Should you replace stocks with bonds and funds? Are cryptocurrency investments worth the volatility? What are the dominant themes for investing in 2022?
Predicting the future can be a difficult exercise at any time. This can be especially the case in times of uncertainty, and there is no shortage of uncertainty heading into 2022. But a group of panelists said the adoption of exchange-traded funds (ETFs) and crypto- currency will continue to grow this year, during a roundtable on Jan. 4. , 2022, curated by Investopedia and ETFTrends.com.
Key points to remember
- Markets had an unexpected wild ride in 2021. For 2022, experts suggest a new approach and a move away from large-cap stocks.
- A risky environment should ensure that cryptocurrency adoption will continue in global markets.
- Panelists expect exchange-traded funds (ETFs) to continue to proliferate in 2022.
Their 2022 valuations come at a particularly unpredictable time in the markets. By the end of 2020, asset prices had soared and the S&P 500 had posted gains of more than 16% in a year in which the pandemic had crippled the US economy. Then investment strategists said prices were “stretched” and there was a “good possibility” of a pullback in 2021, reminding investors that “stock prices don’t go up forever.”
But stretched prices have not receded or fallen. Instead, the S&P 500 is up almost 27% in 2021. The coming year presents an even more confusing landscape. Inflation is on the rise. New variants of COVID have emerged. And the Federal Reserve is expected to raise interest rates in the coming year.
A fresh take
For 2022, panelists recommended a fresh look at markets. “To throw [out] your [portfolio] model. It makes no sense,” said Joshua Brown, founder of Ritholtz Wealth Management, an investment advisory firm. He noted that the past three years have been the best time for the stock market since 1999, despite the COVID disruption.
In 2022, large-cap growth stocks, which include stocks of top tech companies, will take a “pause” from major market gains, according to Brown. Instead, he urged investors to look to other places in the market that could promise profits, such as small-cap growth or small-cap value stocks.
Liz Young, head of investment strategy at millennial-focused personal finance firm Social Finance (SoFi), echoed Brown’s view. “In an environment of rising interest rates, other sectors [not tech] take the lead,” she explained, referring to an expected Federal Reserve monetary tightening expected in 2022. For younger investors who may have followed the herd into tech stocks, that means it’s maybe time to diversify their money into other sectors like healthcare The clean energy transition also offers several investment opportunities, Young said.
Panelists also identified other themes that should take center stage in the coming year. Cryptocurrencies are one of them. Stimulus money coupled with low interest rates drove investors’ cash into risky assets, such as cryptocurrencies, during the pandemic.

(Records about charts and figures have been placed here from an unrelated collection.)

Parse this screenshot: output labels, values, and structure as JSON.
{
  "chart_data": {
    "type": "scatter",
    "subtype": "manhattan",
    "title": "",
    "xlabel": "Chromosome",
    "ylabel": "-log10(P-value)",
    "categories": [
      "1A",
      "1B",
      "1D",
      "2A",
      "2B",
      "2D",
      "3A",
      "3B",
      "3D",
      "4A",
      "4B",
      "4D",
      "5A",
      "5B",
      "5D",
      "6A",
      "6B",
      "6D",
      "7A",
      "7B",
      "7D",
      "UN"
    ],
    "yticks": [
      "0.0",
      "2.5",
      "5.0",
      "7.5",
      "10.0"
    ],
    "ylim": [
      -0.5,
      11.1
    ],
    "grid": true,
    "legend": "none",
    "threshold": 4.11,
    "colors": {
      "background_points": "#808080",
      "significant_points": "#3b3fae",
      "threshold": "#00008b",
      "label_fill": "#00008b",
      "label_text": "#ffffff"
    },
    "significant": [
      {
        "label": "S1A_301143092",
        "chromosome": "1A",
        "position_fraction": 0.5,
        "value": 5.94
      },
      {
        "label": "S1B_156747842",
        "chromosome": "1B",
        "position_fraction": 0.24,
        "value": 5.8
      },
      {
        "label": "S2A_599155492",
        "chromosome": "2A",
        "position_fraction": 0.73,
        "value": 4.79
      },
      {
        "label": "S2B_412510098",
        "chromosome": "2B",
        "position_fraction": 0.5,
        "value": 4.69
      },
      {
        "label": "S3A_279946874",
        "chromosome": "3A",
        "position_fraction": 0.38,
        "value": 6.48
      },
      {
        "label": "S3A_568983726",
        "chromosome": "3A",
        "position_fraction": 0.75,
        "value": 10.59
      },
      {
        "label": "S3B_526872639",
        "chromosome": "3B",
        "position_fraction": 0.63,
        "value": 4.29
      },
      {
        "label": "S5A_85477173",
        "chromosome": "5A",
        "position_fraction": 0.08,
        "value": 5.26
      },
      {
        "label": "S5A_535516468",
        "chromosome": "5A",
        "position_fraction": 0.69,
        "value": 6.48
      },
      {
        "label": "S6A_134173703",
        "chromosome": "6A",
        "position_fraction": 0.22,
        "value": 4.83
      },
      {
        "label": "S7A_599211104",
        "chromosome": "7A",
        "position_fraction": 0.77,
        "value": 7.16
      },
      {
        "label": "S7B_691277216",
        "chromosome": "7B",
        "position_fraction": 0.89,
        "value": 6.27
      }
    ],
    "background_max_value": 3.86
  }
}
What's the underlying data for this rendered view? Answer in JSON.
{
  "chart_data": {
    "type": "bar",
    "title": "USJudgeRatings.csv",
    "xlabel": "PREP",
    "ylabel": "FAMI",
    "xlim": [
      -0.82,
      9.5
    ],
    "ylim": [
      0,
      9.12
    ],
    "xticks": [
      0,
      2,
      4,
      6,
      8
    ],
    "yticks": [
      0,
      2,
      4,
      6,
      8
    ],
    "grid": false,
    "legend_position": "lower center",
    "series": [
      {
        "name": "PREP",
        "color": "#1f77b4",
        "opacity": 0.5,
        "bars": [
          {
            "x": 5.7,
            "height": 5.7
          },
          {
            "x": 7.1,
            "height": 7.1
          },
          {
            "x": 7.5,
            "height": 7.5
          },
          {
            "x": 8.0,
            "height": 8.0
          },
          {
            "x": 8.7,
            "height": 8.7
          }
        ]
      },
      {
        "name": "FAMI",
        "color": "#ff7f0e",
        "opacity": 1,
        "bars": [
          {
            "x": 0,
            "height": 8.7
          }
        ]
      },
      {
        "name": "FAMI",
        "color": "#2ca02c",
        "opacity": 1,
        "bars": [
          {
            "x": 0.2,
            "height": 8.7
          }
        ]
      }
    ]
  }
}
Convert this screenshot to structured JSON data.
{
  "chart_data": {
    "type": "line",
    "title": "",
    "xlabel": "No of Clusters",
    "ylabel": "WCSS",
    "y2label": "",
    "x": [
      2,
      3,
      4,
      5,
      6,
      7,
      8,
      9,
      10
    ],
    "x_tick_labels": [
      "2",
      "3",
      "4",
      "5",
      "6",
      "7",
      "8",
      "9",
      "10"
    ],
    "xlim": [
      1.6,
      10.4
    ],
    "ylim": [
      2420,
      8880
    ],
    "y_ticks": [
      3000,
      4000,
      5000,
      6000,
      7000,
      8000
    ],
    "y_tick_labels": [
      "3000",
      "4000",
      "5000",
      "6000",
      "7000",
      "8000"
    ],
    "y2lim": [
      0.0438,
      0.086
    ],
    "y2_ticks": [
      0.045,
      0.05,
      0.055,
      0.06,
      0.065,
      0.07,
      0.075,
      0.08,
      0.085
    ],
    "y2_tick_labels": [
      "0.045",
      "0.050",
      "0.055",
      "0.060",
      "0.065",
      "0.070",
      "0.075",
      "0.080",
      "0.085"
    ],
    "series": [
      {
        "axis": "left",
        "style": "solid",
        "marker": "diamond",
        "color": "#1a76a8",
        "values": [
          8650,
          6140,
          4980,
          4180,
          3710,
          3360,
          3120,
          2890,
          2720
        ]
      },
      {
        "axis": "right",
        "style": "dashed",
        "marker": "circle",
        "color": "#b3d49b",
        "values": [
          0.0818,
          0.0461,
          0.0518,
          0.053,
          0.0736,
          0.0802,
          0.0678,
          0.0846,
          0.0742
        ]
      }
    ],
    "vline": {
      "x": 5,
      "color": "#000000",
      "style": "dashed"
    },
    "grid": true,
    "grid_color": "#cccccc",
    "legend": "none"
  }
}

The market capitalization of cryptocurrencies reached over $1 trillion during this time. Decentralized finance (DeFi) and non-fungible tokens (NFTs) have become the latest buzzwords, and governments around the world are considering the introduction of central bank digital currencies (CBDCs).
According to SoFi’s Young, currency volatility will multiply in 2022 as central banks around the world chart their respective economic recoveries from the pandemic. The volatility will lead to greater adoption of cryptocurrencies across the global economy, Young said. In 2021, markets witnessed the launch of the first futures-based bitcoin ETF in the economy. This year, there will be many more thematic ETFs adjacent to bitcoin, according to Leah Wald, managing director of Valkyrie Investments.
Exchange-traded funds were another asset class that had a banner year in 2021. Dave Nadig, chief investment officer at ETFTrends.com, said four new ETFs were opened for every one that was closed. By the end of 2021, ETFs had received over $900 billion in inflows. “There’s a bit of manifest destiny here that the ETF is going to be a powerful wrapper for whatever kind of exposure the investor is trying to get,” Nadig said.
The thirst for ETFs as a vehicle to spread investments across different asset classes is reflected in the breadth of ETFs that cater to investors of all colors. Big investors, like Vanguard, have already hedged large-cap stocks with cash in their funds. This means that risky assets, like bitcoin, should gain favor with profit-seeking investment managers.
The Ark Transparency ETF (CTRU), which seeks to reflect the performance of the world’s 100 most transparent companies, is a “hot sauce” offered by the company to investors, said Eric Balchunas, senior ETF analyst at Bloomberg. He also identified ETF Avantis International Small Cap Val (AVDV) as another choice. However, a spot Bitcoin ETF, long considered the holy grail by crypto enthusiasts, will not be approved by the SEC this year, according to Nadig of ETFTrends.com.